On his last full day in office, former President Donald Trump granted clemency to 143 convicts, including political associates, famous rappers, and former cannabis offenders.
It has become standard practice for an outgoing president to issue clemency to people who they feel are serving unjust sentences, and this is one tradition that Trump chose to follow. As expected, the former president pardoned Steve Bannon and other members of his campaign team who had been convicted on corruption charges. The list also included a few celebrities, including rappers Lil Wayne and Kodak Black, who were serving time on weapons charges.
Beyond these notable exceptions, the majority of people who received clemency this year are regular Americans who have been serving excessive sentences for relatively minor crimes. Last November, a coalition of criminal justice reform advocates, celebrities, and lawmakers sent a letter to the White House arguing for clemency in hundreds of criminal cases. In total, the former president granted 73 pardons and 70 commutations, over three dozen of which were issued to people who had been sentenced to decades in prison for minor drug crimes.

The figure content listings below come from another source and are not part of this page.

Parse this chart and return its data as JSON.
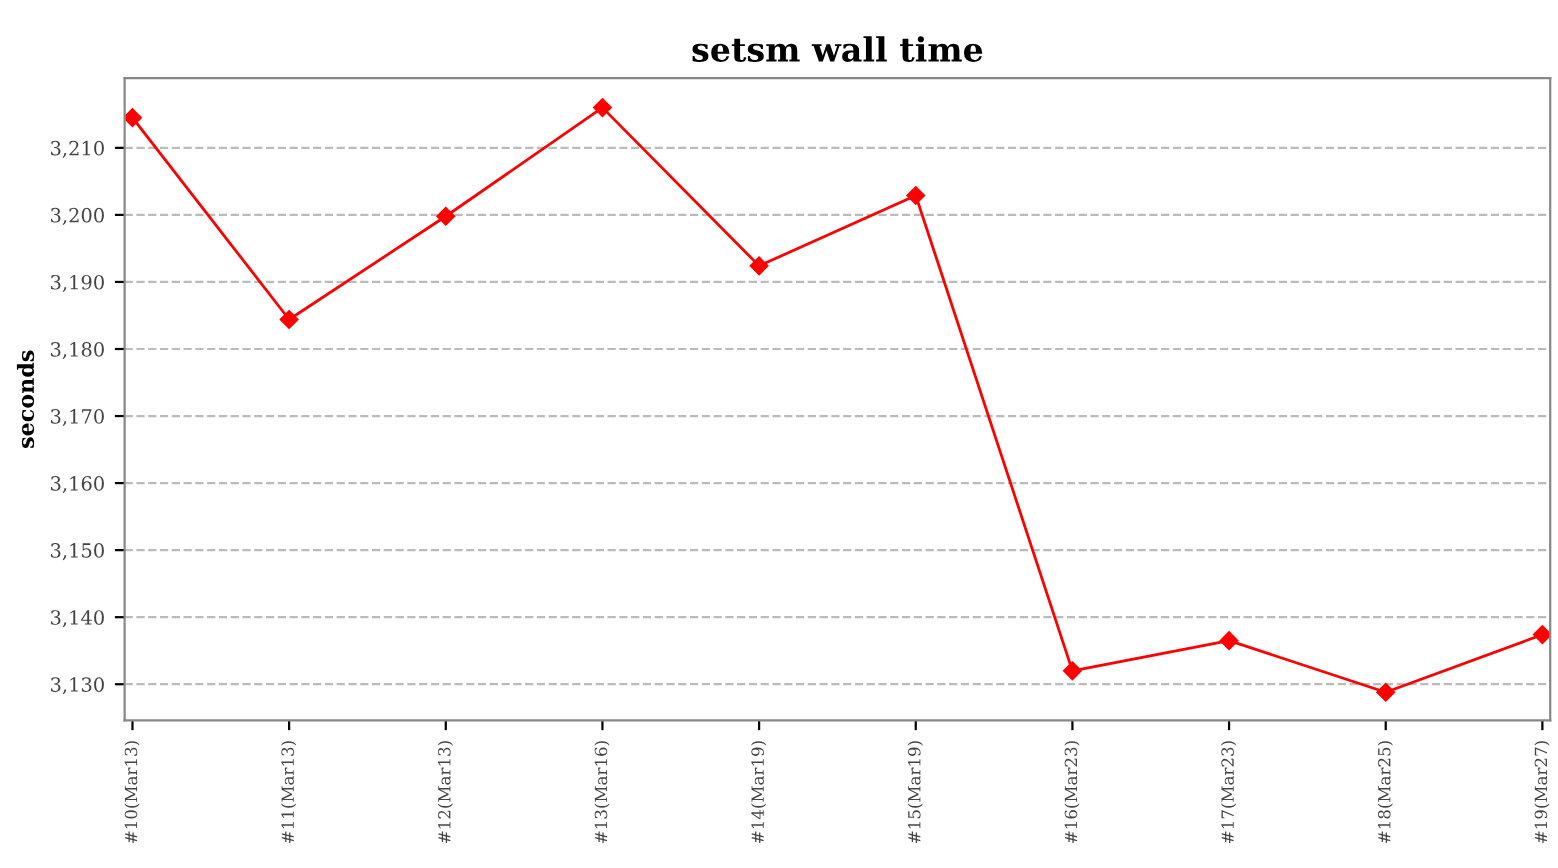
{
  "chart_data": {
    "type": "line",
    "title": "setsm wall time",
    "ylabel": "seconds",
    "categories": [
      "#10(Mar13)",
      "#11(Mar13)",
      "#12(Mar13)",
      "#13(Mar16)",
      "#14(Mar19)",
      "#15(Mar19)",
      "#16(Mar23)",
      "#17(Mar23)",
      "#18(Mar25)",
      "#19(Mar27)"
    ],
    "series": [
      {
        "color": "#ff0000",
        "values": [
          3214.5,
          3184.4,
          3199.8,
          3216,
          3192.4,
          3202.9,
          3132,
          3136.5,
          3128.8,
          3137.4
        ]
      }
    ],
    "ylim": [
      3124.6,
      3220.4
    ],
    "yticks": [
      {
        "value": 3130,
        "label": "3,130"
      },
      {
        "value": 3140,
        "label": "3,140"
      },
      {
        "value": 3150,
        "label": "3,150"
      },
      {
        "value": 3160,
        "label": "3,160"
      },
      {
        "value": 3170,
        "label": "3,170"
      },
      {
        "value": 3180,
        "label": "3,180"
      },
      {
        "value": 3190,
        "label": "3,190"
      },
      {
        "value": 3200,
        "label": "3,200"
      },
      {
        "value": 3210,
        "label": "3,210"
      }
    ],
    "grid": "y",
    "marker": "diamond",
    "line_style": "solid"
  }
}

This list includes a dozen people who were sentenced to anywhere from 3 years to life in jail for committing nonviolent cannabis crimes. Two of these individuals, 73-year-old John Knock and 58-year-old Way Quoe Long, have already served nearly 25 years in prison each for distributing marijuana. Another notable inclusion on the list is Michael Pelletier, a 64-year-old paraplegic man who has served 12 years of a 30-year sentence for conspiracy to distribute marijuana.
Four years ago, activists lobbied President Obama to grant clemency to Knock, Pelletier, and many other cannabis offenders, but the former president chose to leave them in jail. Some advocates are surprised that Trump would grant mercy to offenders that Obama ignored, but activist Weldon Angelos told Marijuana Moment that he thinks Trump “is not a typical politician, and so he doesn’t make the same political calculations as other presidents.”

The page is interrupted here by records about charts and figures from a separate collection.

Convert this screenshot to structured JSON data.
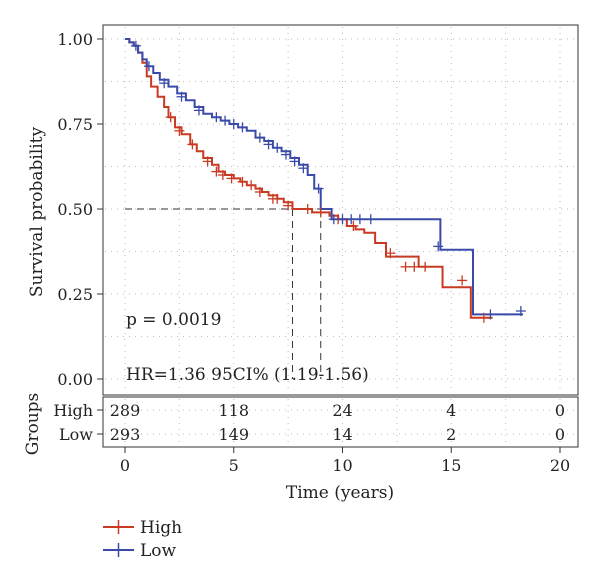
{
  "chart_data": {
    "type": "line",
    "subtype": "kaplan-meier",
    "xlabel": "Time (years)",
    "ylabel": "Survival probability",
    "xlim": [
      0,
      20
    ],
    "ylim": [
      0,
      1
    ],
    "x_ticks": [
      0,
      5,
      10,
      15,
      20
    ],
    "y_ticks": [
      "0.00",
      "0.25",
      "0.50",
      "0.75",
      "1.00"
    ],
    "grid": "dotted",
    "legend_position": "bottom-left",
    "annotations": {
      "p_value": "p = 0.0019",
      "hr": "HR=1.36 95CI% (1.19-1.56)"
    },
    "median_survival": {
      "y": 0.5,
      "High": 7.7,
      "Low": 9.0
    },
    "series": [
      {
        "name": "High",
        "color": "#c83a22",
        "x": [
          0,
          0.2,
          0.4,
          0.6,
          0.8,
          1.0,
          1.2,
          1.5,
          1.8,
          2.0,
          2.3,
          2.6,
          3.0,
          3.3,
          3.6,
          4.0,
          4.3,
          4.6,
          5.0,
          5.3,
          5.6,
          6.0,
          6.3,
          6.6,
          7.0,
          7.3,
          7.7,
          8.2,
          8.6,
          9.0,
          9.4,
          9.8,
          10.2,
          10.6,
          11.0,
          11.5,
          12.0,
          12.5,
          13.5,
          14.5,
          14.6,
          15.5,
          15.9,
          16.9
        ],
        "y": [
          1.0,
          0.99,
          0.98,
          0.96,
          0.93,
          0.89,
          0.86,
          0.83,
          0.8,
          0.77,
          0.74,
          0.72,
          0.69,
          0.67,
          0.65,
          0.63,
          0.61,
          0.6,
          0.59,
          0.58,
          0.57,
          0.56,
          0.55,
          0.54,
          0.53,
          0.52,
          0.5,
          0.5,
          0.49,
          0.49,
          0.48,
          0.47,
          0.45,
          0.44,
          0.43,
          0.4,
          0.36,
          0.36,
          0.33,
          0.33,
          0.27,
          0.27,
          0.18,
          0.18
        ],
        "censor_marks": [
          [
            2.1,
            0.77
          ],
          [
            2.5,
            0.73
          ],
          [
            3.1,
            0.69
          ],
          [
            3.8,
            0.64
          ],
          [
            4.2,
            0.61
          ],
          [
            4.5,
            0.6
          ],
          [
            4.9,
            0.59
          ],
          [
            5.4,
            0.58
          ],
          [
            5.8,
            0.57
          ],
          [
            6.2,
            0.55
          ],
          [
            6.8,
            0.53
          ],
          [
            7.0,
            0.53
          ],
          [
            7.5,
            0.51
          ],
          [
            8.4,
            0.5
          ],
          [
            9.0,
            0.49
          ],
          [
            9.8,
            0.47
          ],
          [
            10.5,
            0.45
          ],
          [
            12.2,
            0.37
          ],
          [
            12.9,
            0.33
          ],
          [
            13.3,
            0.33
          ],
          [
            13.8,
            0.33
          ],
          [
            15.5,
            0.29
          ],
          [
            16.5,
            0.18
          ]
        ]
      },
      {
        "name": "Low",
        "color": "#3a4aa8",
        "x": [
          0,
          0.2,
          0.4,
          0.6,
          0.8,
          1.0,
          1.3,
          1.6,
          2.0,
          2.4,
          2.8,
          3.2,
          3.6,
          4.0,
          4.4,
          4.8,
          5.2,
          5.6,
          6.0,
          6.4,
          6.8,
          7.2,
          7.6,
          8.0,
          8.4,
          8.7,
          9.0,
          9.5,
          10.0,
          11.0,
          12.0,
          13.0,
          14.0,
          14.5,
          15.0,
          15.5,
          16.0,
          17.0,
          18.3
        ],
        "y": [
          1.0,
          0.99,
          0.98,
          0.96,
          0.94,
          0.92,
          0.9,
          0.88,
          0.86,
          0.84,
          0.82,
          0.8,
          0.78,
          0.77,
          0.76,
          0.75,
          0.74,
          0.73,
          0.71,
          0.7,
          0.68,
          0.67,
          0.65,
          0.63,
          0.6,
          0.56,
          0.5,
          0.47,
          0.47,
          0.47,
          0.47,
          0.47,
          0.47,
          0.38,
          0.38,
          0.38,
          0.19,
          0.19,
          0.19
        ],
        "censor_marks": [
          [
            0.5,
            0.98
          ],
          [
            1.1,
            0.92
          ],
          [
            1.8,
            0.87
          ],
          [
            2.6,
            0.83
          ],
          [
            3.4,
            0.79
          ],
          [
            4.2,
            0.77
          ],
          [
            4.6,
            0.76
          ],
          [
            5.0,
            0.75
          ],
          [
            5.4,
            0.74
          ],
          [
            6.2,
            0.71
          ],
          [
            6.6,
            0.69
          ],
          [
            7.0,
            0.68
          ],
          [
            7.4,
            0.66
          ],
          [
            7.8,
            0.64
          ],
          [
            8.2,
            0.62
          ],
          [
            8.9,
            0.56
          ],
          [
            9.6,
            0.47
          ],
          [
            10.0,
            0.47
          ],
          [
            10.4,
            0.47
          ],
          [
            10.8,
            0.47
          ],
          [
            11.3,
            0.47
          ],
          [
            14.4,
            0.39
          ],
          [
            16.8,
            0.19
          ],
          [
            18.2,
            0.2
          ]
        ]
      }
    ],
    "risk_table": {
      "title": "Groups",
      "rows": [
        {
          "name": "High",
          "color": "#c83a22",
          "values": [
            "289",
            "118",
            "24",
            "4",
            "0"
          ]
        },
        {
          "name": "Low",
          "color": "#3a4aa8",
          "values": [
            "293",
            "149",
            "14",
            "2",
            "0"
          ]
        }
      ],
      "times": [
        0,
        5,
        10,
        15,
        20
      ]
    }
  }
}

It's a great day for the dozens of drug offenders who will be set free from jail as a result of these new pardons, but thousands of other Americans will remain locked behind bars for minor pot crimes. Angelos, a cannabis offender who was pardoned by Trump last month, personally advocated for the case of Luke Scarmazzo, who was sentenced to 22 years in federal prison for running a state-legal medical marijuana company in California.
Scarmazzo “was following state law—and they used his case to send the message,” Angelos explained. “He got charged under a kingpin statute, as though he was a cartel member, rather than providing medicinal cannabis for people that needed it.” Scarmazzo did receive clemency this year.
Alice Johnson, another non-violent drug offender whose sentence was commuted by Trump in 2018, said that today should be “a day to honor mercy and justice, a day to celebrate the second chance given to many deserving individuals, and the families and communities who have been reunited with their loved ones,” Marijuana Moment reports.
“While we celebrate today, let us not forget we still have laws in place that put nonviolent people in prison for life and there remain thousands behind bars today, who have paid their debt to society and who deserve a second chance to return home,” said Johnson, who ended up serving 21 years in prison just for trying to buy cocaine. “Today is just more fuel for the fire in my heart to continue to fight for those who have no voice.”